The Misadventures of Super Librarian
Wendy, here, is romance's very own superhero. She writes reviews, commentaries, and whatever else strikes her fancy. She also will not put up with Internet bullshit. The blogosphere has had its share of controversies, but Super Librarian is there to remind us that, "Dude, it's the internet. Quityerbitchin'."
Ramblings on Romance
Ramblings on Romance is a lovely blog, and not just because Kristie J and I are LIKE THIS *crosses fingers*. She (and the other blogs I've mentioned) blog what they like, because they like it. Most bloggers don't get paid, so we have to provide our own motivation. And when Kristie J gets motivated, hooooooly crap. We get authors like Judith James getting better book deals! I'd hate to see what would happen if Kristie J hated something - would the author vanish down a well?
That being said, I do have a question to ask of the blogosphere: what is wrong with people getting paid for reviews? One of BBAW's biggest controversies was how one of the blogs nominated got paid for reviews, and people assume their opinion has been bought. How is that? From what I understand, the blogger was upfront about it and kept a list of prices in return for book reviews. I have a problem with a blogger being motivated by money instead of just plain reading, but how is what they do unethical? Maybe I'm ignorant of the situation, but how, for instance, is this different than receiving an ARC from a publisher?
ARCs are free books, but they cost the publisher money - hence, they are sacrificing money to a blogger in return for a review. I've received many ARCs while writing for The Green Man Review and let me tell you, it has never prevented me from writing a negative review when one was warranted. One example - I received a press kit from TA Barron's publicist about his Tree of Avalon series. Because the ARC was the last book in the series, the publicist also sent me the first two books of the series, in hardcover, for free - along with a pretty keychain and postcards, the whole deal.

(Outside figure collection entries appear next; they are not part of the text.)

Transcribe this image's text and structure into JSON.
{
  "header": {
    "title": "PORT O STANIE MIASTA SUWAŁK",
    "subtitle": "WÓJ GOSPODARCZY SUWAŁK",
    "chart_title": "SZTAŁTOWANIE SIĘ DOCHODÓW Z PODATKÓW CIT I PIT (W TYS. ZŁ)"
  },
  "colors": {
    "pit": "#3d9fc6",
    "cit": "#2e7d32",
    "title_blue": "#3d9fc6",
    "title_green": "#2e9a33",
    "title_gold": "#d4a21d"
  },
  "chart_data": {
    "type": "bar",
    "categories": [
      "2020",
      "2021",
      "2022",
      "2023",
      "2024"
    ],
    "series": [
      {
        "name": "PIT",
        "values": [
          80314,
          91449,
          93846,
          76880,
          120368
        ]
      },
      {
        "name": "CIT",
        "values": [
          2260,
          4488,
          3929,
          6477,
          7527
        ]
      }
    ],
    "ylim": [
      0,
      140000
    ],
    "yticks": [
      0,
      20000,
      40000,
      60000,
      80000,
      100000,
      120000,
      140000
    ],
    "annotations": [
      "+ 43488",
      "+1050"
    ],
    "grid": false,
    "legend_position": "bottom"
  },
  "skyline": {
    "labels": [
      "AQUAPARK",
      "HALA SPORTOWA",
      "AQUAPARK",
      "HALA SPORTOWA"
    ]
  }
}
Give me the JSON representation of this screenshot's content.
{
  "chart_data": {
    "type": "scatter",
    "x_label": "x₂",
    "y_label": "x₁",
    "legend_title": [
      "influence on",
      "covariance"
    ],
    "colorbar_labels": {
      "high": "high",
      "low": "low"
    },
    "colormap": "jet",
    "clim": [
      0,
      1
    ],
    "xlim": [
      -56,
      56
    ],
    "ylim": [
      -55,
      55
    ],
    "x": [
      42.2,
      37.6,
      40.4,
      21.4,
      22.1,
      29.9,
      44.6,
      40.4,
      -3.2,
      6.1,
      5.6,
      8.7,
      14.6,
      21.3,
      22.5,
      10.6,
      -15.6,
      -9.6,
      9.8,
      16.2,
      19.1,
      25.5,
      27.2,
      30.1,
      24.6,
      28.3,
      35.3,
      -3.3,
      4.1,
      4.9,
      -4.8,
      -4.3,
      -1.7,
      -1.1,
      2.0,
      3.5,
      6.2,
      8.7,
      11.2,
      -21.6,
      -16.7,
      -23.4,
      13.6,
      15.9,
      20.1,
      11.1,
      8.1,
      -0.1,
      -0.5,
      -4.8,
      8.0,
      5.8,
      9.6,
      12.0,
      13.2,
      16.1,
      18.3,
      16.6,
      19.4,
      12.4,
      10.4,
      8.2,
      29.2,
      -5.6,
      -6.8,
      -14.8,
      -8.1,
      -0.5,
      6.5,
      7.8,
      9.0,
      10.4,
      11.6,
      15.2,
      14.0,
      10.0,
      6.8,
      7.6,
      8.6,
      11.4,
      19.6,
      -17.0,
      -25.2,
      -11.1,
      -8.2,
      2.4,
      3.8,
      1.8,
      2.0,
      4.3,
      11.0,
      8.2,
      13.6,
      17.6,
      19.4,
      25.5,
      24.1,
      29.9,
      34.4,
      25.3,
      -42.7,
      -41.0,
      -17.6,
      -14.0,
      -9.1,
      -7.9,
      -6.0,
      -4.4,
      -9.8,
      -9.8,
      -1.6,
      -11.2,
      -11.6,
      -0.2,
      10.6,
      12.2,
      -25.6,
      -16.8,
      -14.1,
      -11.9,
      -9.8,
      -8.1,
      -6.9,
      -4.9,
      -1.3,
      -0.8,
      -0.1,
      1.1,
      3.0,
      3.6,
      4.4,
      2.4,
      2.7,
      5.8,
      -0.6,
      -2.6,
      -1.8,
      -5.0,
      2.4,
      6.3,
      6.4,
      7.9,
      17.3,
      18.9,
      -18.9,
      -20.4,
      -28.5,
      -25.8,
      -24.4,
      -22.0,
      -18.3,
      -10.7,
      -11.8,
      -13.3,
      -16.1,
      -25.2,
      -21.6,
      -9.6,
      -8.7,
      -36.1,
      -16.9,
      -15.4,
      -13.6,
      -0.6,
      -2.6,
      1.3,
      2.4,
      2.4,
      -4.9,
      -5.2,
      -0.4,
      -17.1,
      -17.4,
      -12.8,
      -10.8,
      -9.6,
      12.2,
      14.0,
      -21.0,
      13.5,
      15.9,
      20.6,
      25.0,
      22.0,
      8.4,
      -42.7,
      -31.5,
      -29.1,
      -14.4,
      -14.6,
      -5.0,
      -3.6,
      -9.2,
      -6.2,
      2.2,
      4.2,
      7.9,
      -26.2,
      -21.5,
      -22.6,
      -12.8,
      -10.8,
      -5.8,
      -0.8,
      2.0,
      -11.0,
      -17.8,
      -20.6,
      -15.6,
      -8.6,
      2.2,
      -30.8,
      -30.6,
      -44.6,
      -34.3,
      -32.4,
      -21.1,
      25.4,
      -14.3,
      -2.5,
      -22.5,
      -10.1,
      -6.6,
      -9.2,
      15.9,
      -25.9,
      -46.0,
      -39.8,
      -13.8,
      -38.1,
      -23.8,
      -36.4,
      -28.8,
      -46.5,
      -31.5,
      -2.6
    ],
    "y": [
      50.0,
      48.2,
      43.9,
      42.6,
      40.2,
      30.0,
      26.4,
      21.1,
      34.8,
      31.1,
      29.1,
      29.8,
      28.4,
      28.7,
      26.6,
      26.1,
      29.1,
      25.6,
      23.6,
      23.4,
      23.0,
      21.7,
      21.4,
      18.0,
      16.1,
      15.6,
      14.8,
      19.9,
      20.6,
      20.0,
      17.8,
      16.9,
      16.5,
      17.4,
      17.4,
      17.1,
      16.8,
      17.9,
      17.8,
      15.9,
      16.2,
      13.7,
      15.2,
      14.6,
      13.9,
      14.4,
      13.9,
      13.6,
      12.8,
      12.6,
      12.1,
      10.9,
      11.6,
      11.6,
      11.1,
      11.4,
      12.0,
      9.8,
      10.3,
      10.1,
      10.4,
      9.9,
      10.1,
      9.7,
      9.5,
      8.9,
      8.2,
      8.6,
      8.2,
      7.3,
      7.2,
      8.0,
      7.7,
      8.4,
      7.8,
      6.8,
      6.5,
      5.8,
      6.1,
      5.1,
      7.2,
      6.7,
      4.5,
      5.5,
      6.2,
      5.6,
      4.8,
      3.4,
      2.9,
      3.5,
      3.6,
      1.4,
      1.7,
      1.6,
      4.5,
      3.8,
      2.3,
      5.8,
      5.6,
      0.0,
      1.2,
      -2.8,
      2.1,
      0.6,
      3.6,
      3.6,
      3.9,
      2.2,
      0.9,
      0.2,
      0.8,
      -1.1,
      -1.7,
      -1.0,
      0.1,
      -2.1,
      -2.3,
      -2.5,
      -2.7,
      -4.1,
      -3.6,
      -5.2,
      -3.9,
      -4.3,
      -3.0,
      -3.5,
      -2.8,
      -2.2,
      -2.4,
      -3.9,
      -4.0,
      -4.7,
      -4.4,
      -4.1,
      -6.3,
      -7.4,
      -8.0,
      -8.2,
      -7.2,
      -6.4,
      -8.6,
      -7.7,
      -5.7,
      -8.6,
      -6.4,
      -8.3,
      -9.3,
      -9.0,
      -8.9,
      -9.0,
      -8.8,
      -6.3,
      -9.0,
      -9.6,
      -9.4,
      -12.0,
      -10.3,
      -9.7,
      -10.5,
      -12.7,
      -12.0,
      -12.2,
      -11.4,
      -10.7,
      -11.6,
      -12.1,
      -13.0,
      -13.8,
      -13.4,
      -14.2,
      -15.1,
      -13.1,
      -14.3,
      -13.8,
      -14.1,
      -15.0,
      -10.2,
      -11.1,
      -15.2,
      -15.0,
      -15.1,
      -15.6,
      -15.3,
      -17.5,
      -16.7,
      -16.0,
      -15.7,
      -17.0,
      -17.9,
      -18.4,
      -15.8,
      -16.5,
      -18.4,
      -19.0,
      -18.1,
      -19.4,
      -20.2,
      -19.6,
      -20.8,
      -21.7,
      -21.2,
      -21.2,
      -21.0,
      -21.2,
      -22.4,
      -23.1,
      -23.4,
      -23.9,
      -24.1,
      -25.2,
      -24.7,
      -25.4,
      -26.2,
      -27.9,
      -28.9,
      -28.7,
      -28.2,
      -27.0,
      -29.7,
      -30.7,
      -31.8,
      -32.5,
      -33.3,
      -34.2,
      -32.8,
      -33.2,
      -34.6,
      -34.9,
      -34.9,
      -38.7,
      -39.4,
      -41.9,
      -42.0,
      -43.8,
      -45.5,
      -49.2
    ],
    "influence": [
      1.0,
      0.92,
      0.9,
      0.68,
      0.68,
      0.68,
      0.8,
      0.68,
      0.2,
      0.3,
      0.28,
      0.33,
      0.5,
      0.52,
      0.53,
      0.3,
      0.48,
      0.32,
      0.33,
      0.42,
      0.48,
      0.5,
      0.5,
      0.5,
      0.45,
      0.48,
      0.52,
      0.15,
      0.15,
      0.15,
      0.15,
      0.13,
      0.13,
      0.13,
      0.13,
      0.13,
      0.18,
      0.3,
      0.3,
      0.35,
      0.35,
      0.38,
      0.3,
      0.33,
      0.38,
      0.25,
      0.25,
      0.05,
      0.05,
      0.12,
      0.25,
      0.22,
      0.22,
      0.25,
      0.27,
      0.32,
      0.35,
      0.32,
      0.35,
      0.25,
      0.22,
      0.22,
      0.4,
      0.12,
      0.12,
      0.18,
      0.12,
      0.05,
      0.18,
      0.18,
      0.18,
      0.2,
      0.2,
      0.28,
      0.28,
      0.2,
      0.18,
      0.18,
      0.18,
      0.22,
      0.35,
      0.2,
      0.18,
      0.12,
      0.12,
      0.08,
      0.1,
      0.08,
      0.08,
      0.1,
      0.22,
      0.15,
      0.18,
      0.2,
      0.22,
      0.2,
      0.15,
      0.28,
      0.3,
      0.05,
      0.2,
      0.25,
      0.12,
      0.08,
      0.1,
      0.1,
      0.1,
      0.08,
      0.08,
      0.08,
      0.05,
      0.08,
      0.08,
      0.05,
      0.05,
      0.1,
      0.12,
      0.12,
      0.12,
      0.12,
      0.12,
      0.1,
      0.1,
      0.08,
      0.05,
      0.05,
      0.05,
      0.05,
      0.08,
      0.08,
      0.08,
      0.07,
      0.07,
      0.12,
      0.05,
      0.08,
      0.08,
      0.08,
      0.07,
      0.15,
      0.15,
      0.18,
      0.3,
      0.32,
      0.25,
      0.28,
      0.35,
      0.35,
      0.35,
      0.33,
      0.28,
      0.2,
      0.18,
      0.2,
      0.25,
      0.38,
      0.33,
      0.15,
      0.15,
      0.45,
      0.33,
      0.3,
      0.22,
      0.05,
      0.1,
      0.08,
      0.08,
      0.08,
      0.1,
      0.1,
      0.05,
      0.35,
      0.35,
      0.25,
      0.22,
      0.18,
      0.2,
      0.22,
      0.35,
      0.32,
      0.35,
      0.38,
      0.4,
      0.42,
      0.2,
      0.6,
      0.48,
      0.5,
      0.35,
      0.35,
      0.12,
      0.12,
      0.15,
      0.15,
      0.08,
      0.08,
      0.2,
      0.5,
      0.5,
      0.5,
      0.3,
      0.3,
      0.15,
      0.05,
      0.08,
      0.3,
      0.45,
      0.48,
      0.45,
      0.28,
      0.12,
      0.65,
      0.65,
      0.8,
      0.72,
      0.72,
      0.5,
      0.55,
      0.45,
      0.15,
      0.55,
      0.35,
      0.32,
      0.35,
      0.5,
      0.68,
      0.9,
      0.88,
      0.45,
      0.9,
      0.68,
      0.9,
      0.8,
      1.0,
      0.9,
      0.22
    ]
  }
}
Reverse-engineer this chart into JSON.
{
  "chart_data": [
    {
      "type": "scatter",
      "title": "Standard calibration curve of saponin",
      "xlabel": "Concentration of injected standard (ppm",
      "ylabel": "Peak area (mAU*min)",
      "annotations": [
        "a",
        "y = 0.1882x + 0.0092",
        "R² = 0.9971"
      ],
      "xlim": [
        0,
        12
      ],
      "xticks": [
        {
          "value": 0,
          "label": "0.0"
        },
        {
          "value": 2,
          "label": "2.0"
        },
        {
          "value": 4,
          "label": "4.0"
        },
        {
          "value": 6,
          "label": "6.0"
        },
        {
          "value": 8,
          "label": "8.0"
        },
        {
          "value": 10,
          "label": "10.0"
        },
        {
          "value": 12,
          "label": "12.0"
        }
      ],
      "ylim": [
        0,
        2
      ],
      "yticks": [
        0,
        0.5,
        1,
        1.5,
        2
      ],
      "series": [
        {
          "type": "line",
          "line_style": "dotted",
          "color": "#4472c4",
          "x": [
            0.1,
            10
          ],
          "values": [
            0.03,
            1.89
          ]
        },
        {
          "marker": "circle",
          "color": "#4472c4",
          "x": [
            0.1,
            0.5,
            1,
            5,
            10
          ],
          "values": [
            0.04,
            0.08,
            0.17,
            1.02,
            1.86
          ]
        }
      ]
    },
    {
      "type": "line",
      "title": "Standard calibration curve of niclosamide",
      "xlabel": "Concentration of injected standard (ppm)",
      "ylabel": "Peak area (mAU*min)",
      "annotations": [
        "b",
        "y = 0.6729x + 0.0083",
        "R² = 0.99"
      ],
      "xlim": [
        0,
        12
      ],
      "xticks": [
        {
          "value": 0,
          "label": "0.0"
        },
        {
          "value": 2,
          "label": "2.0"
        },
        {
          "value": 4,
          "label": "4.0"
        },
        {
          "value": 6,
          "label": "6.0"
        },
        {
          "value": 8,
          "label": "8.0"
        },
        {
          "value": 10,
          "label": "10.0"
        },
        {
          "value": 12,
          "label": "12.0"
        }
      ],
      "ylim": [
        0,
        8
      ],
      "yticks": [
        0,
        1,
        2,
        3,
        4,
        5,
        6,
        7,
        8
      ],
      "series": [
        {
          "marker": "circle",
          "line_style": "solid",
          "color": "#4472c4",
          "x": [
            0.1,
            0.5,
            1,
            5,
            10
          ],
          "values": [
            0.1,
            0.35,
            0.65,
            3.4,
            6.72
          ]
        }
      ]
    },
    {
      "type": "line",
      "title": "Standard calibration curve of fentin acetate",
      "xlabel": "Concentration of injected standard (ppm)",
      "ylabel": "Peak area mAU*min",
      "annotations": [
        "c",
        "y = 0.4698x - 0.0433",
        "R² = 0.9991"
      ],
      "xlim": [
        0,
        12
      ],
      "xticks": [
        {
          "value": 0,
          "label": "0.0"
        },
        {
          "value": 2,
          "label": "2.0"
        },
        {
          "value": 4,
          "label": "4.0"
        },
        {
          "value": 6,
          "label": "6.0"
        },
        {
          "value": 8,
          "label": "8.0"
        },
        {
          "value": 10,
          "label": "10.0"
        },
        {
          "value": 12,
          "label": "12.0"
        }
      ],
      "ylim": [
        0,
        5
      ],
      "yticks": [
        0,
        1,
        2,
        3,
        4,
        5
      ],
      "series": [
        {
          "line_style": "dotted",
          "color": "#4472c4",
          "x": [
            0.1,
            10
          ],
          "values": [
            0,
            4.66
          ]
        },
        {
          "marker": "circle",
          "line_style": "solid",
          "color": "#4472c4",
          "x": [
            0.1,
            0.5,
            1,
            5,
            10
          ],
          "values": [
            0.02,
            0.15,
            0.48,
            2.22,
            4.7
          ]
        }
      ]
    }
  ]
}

I really, really, REALLY didn't like The Tree of Avalon. I wrote a review explaining as such. I threw out the keychain, in case you're wondering - not because I didn't like it but because the chain snapped (it was a very pretty keychain). So, to me, ARCs are an investment/gamble on the part of publishers - how is paying for a review any different? I'm not asking this in defence of the paid blogger, I'm asking this because I am genuinely curious as to where the whole "unethical" argument comes from. Let's discuss!